I reached into my pockets and drew out a handful of gold crowns. I gave them to the dark-eyed woman. She took them in both hands and stared at them as if they were burning her. She looked up and in her eyes I saw the image of myself on Renaud's stage performing those ghastly feats that had driven the crowd into the streets.
But she had another thought in her mind. She knew the theater was abandoned, that I'd sent the troupe off.
And for one second, I considered it, letting the pain double itself and pass through me, wondering if the others could feel it. What did it really matter, after all?
"Yes, please," said the pretty one. She reached up and touched my hand with her cool white fingers. "Let us inside the theater! Please." She turned and looked at the back doors of Renaud's.
Let them inside. Let them dance on my grave.
But there might be old costumes there still, the discarded trappings of a troupe that had had all the money in the world to buy itself new finery. Old pots of white paint. Water still in the barrels.

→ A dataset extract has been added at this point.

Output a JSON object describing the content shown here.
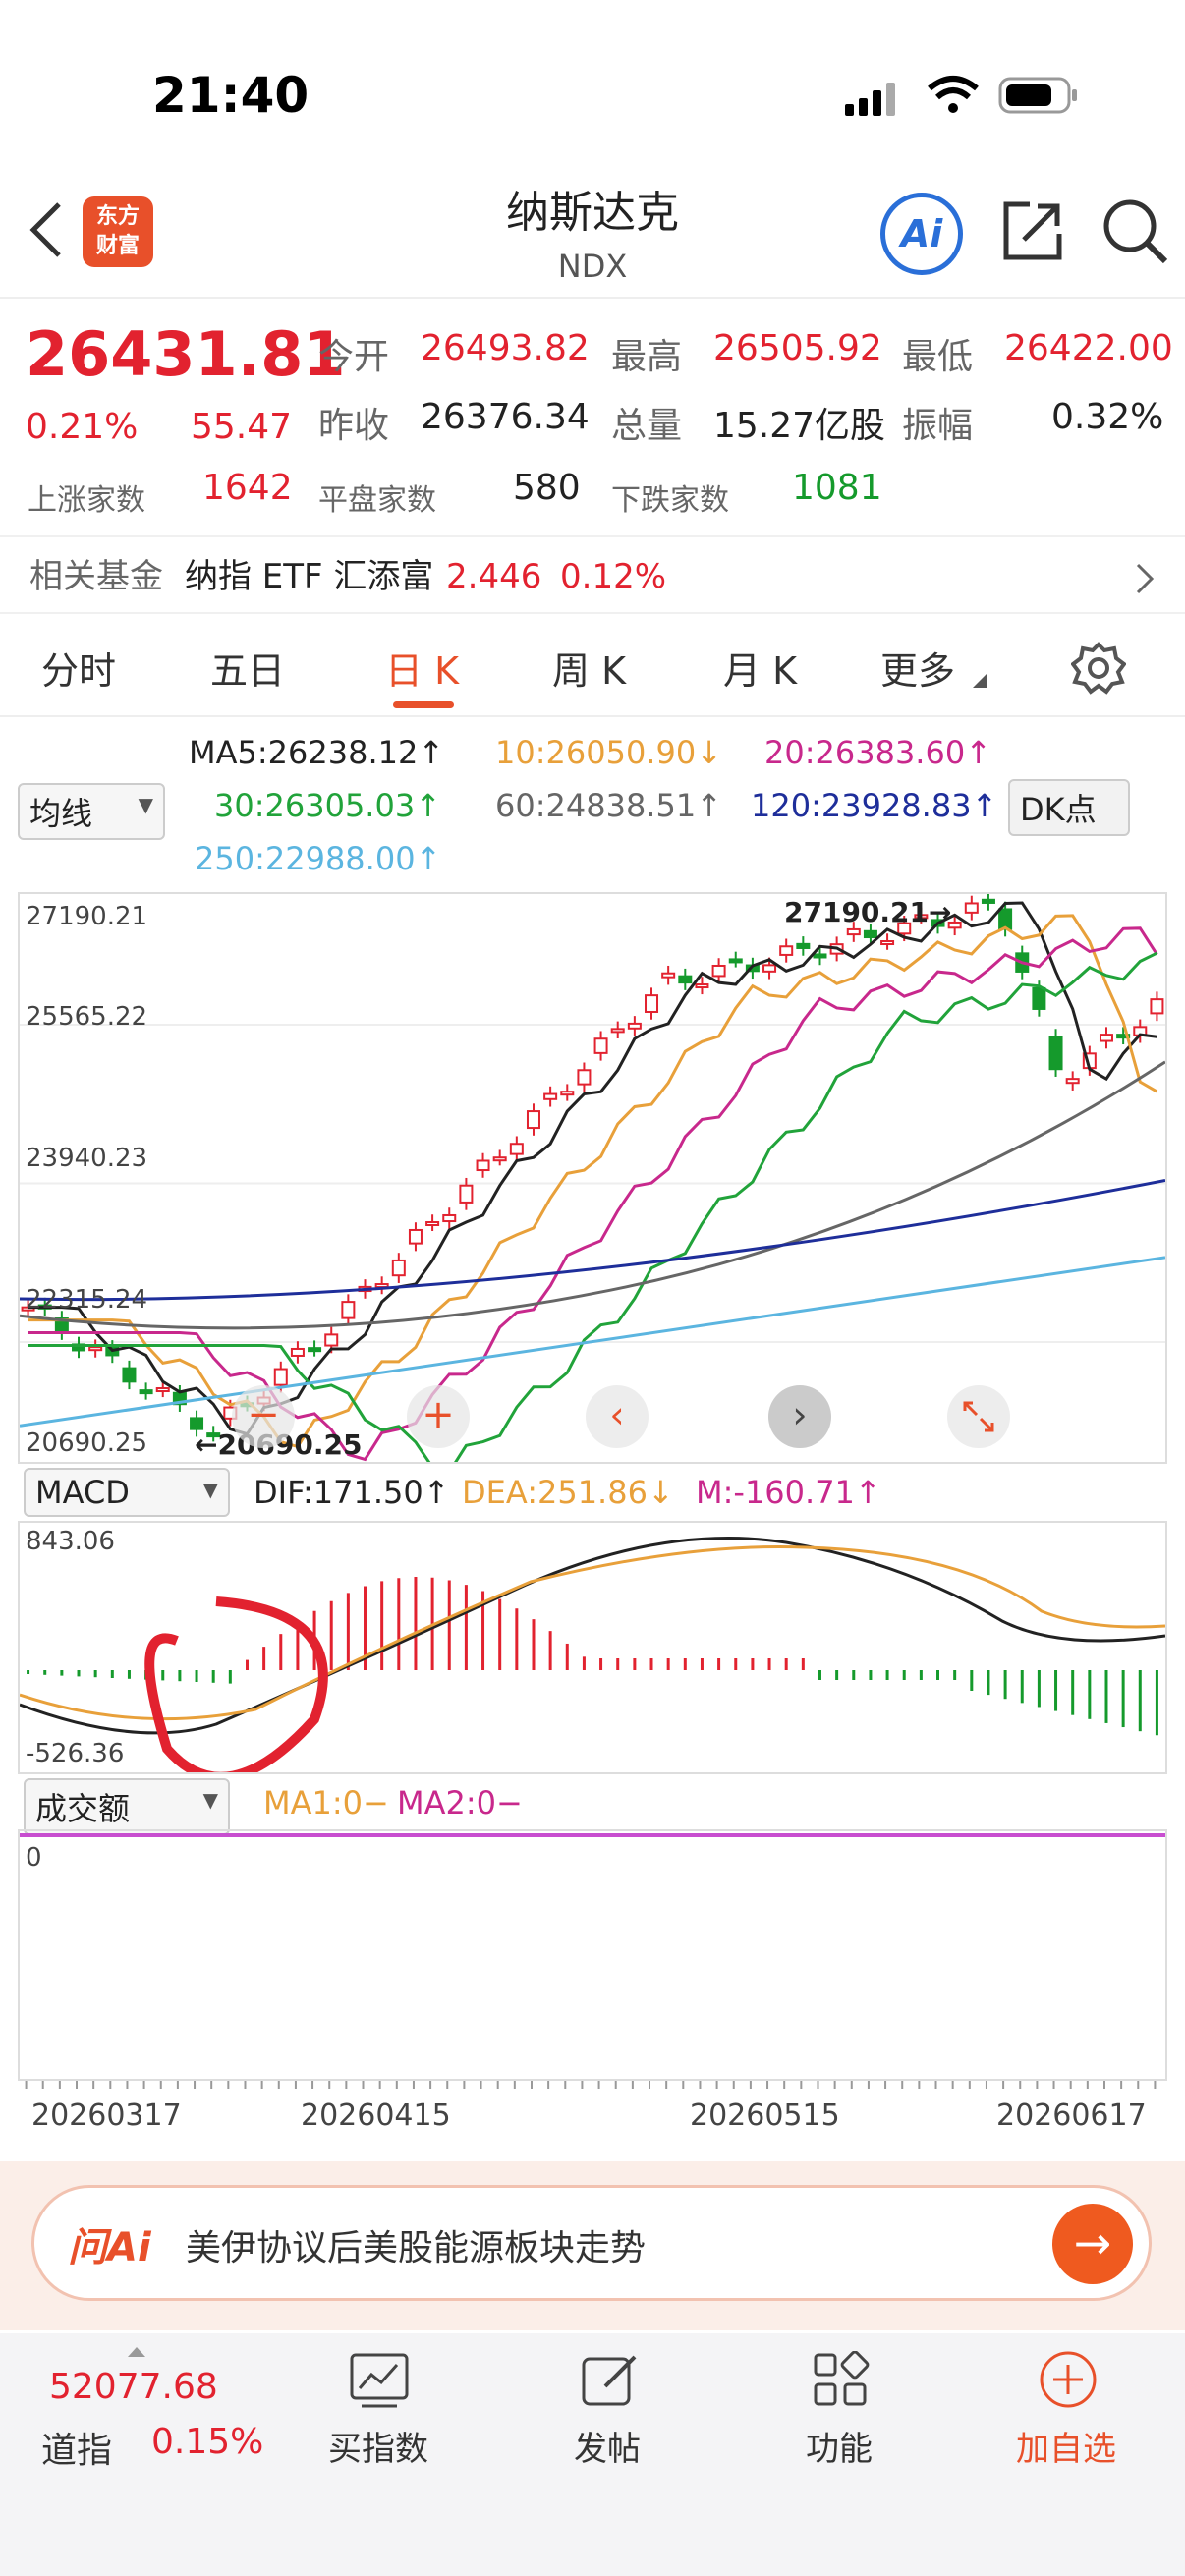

A thousand treasures left behind in the haste of departure.
I was numb, unable to consider all of it, unwilling to reach back to embrace all that had happened there.
"Very well," I said, looking away as if some little thing had distracted me. "You can go into the theater if you wish. You can use whatever is there."

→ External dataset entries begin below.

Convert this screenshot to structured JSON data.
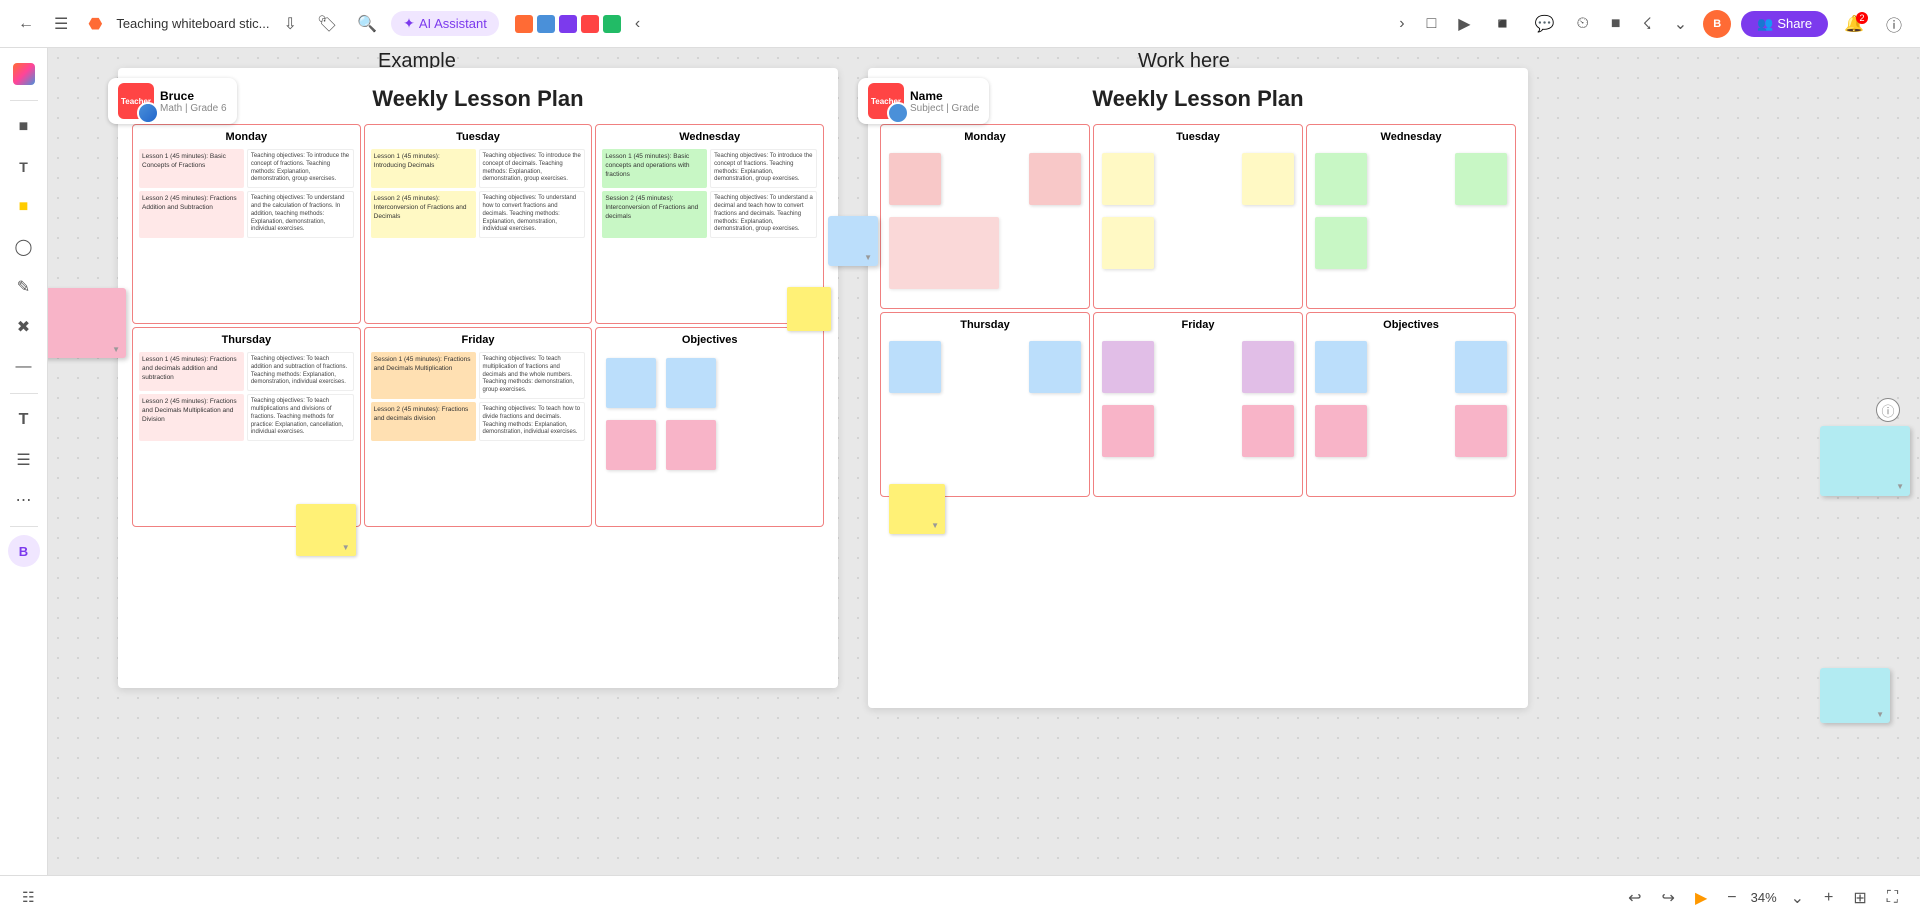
{
  "toolbar": {
    "back_icon": "←",
    "menu_icon": "☰",
    "logo_icon": "⬡",
    "title": "Teaching whiteboard stic...",
    "download_icon": "⬇",
    "tag_icon": "🏷",
    "search_icon": "🔍",
    "ai_label": "AI Assistant",
    "share_label": "Share",
    "chevron_right": "›",
    "user_initials": "B",
    "tools": [
      "◁",
      "▷",
      "📋",
      "⚡",
      "💬",
      "🕒",
      "📐",
      "⊞",
      "≡",
      "⌨"
    ]
  },
  "sidebar": {
    "icons": [
      "◉",
      "⬜",
      "T",
      "◆",
      "✎",
      "✂",
      "─",
      "T",
      "≡",
      "•••",
      "🎨"
    ]
  },
  "canvas": {
    "example_label": "Example",
    "work_label": "Work here",
    "example_panel": {
      "title": "Weekly Lesson Plan",
      "teacher_badge": {
        "role": "Teacher",
        "name": "Bruce",
        "subject": "Math | Grade 6"
      },
      "days": {
        "monday": {
          "label": "Monday",
          "lesson1_title": "Lesson 1 (45 minutes): Basic Concepts of Fractions",
          "lesson1_obj": "Teaching objectives: To introduce the concept of fractions. Teaching methods: Explanation, demonstration, group exercises.",
          "lesson2_title": "Lesson 2 (45 minutes): Fractions Addition and Subtraction",
          "lesson2_obj": "Teaching objectives: To understand the calculation of fractions. In addition, teaching methods: Explanation, demonstration, individual exercises."
        },
        "tuesday": {
          "label": "Tuesday",
          "lesson1_title": "Lesson 1 (45 minutes): Introducing Decimals",
          "lesson1_obj": "Teaching objectives: To introduce the concept of decimals. Teaching methods: Explanation, demonstration, group exercises.",
          "lesson2_title": "Lesson 2 (45 minutes): Interconversion of Fractions and Decimals",
          "lesson2_obj": "Teaching objectives: To understand how to convert fractions and decimals. Teaching methods: Explanation, demonstration, individual exercises."
        },
        "wednesday": {
          "label": "Wednesday",
          "lesson1_title": "Lesson 1 (45 minutes): Basic concepts and operations with fractions",
          "lesson1_obj": "Teaching objectives: To introduce the concept of fractions. Teaching methods: Explanation, demonstration, group exercises.",
          "lesson2_title": "Session 2 (45 minutes): Interconversion of Fractions and decimals",
          "lesson2_obj": "Teaching objectives: To understand a decimal and teach how to convert fractions and decimals. Teaching methods: Explanation, demonstration, group exercises."
        },
        "thursday": {
          "label": "Thursday",
          "lesson1_title": "Lesson 1 (45 minutes): Fractions and decimals addition and subtraction",
          "lesson1_obj": "Teaching objectives: To teach addition and subtraction of fractions. Teaching methods: Explanation, demonstration, individual exercises.",
          "lesson2_title": "Lesson 2 (45 minutes): Fractions and Decimals Multiplication and Division",
          "lesson2_obj": "Teaching objectives: To teach multiplications and divisions of fractions. Teaching methods for practice: Explanation, cancellation, individual exercises."
        },
        "friday": {
          "label": "Friday",
          "lesson1_title": "Session 1 (45 minutes): Fractions and Decimals Multiplication",
          "lesson1_obj": "Teaching objectives: To teach multiplication of fractions and decimals and the whole numbers. Teaching methods: demonstration, group exercises.",
          "lesson2_title": "Lesson 2 (45 minutes): Fractions and decimals division",
          "lesson2_obj": "Teaching objectives: To teach how to divide fractions and decimals. Teaching methods: Explanation, demonstration, individual exercises."
        },
        "objectives": {
          "label": "Objectives"
        }
      }
    },
    "work_panel": {
      "title": "Weekly Lesson Plan",
      "teacher_badge": {
        "role": "Teacher",
        "name": "Name",
        "subject": "Subject | Grade"
      },
      "days": {
        "monday": {
          "label": "Monday"
        },
        "tuesday": {
          "label": "Tuesday"
        },
        "wednesday": {
          "label": "Wednesday"
        },
        "thursday": {
          "label": "Thursday"
        },
        "friday": {
          "label": "Friday"
        },
        "objectives": {
          "label": "Objectives"
        }
      }
    }
  },
  "bottom": {
    "map_icon": "⊞",
    "undo_icon": "↩",
    "redo_icon": "↪",
    "pointer_icon": "▶",
    "zoom_out_icon": "−",
    "zoom_level": "34%",
    "zoom_in_icon": "+",
    "fit_icon": "⊡",
    "fullscreen_icon": "⛶"
  },
  "colors": {
    "pink_light": "#ffe0e0",
    "pink_medium": "#ffb3b3",
    "yellow_light": "#fff9c4",
    "yellow_medium": "#fff176",
    "green_light": "#c8f7c5",
    "blue_light": "#bbdefb",
    "purple_light": "#e1bee7",
    "orange_light": "#ffe0b2",
    "teal_light": "#b2ebf2",
    "accent_purple": "#7c3aed",
    "red_border": "#f08080"
  }
}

She drew closer and pressed her lips suddenly to the back of my hand.
"We won't forget this," she said. "My name is Eleni, this boy is Laurent, the man here is Felix, and the woman with him, Eugenie. If Armand moves against you, he moves against us."
"I hope you prosper," I said, and strangely enough, I meant it. I wondered if any of them, with all their Dark Ways and Dark Rituals, had ever really wanted this nightmare that we all shared. They'd been drawn into it as I had, really. And we were all Children of Darkness now, for better or worse.
"But be wise in what you do here," I warned. "Never bring victims here or kill near here. Be clever and keep your hiding place safe."
It was three o'clock before I rode over the bridge on to the Ile St.Louis. I had wasted enough time. And now I had to find the violin.
But as soon as I approached Nicki's house on the quai I saw that something was wrong. The windows were empty. All the drapery had been pulled down, and yet the place was full of light, as if candles were burning inside by the hundreds. Most strange. Roget couldn't have taken possession of the flat yet. Not enough time had passed to assume that Nicki had met with foul play.
Quickly, I went up over the roof and down the wall to the courtyard window, and saw that the drapery had been stripped away there too.
And candles were burning in all the candelabra and in the wall sconces. And some were even stuck in their own wax on the pianoforte and the desk. The room was in total disarray.
Every book had been pulled off the shelf. And some of the books were in fragments, pages broken out. Even the music had been emptied sheet by sheet onto the carpet, and all the pictures were lying about on the tables with other small possessions -- coins, money, keys.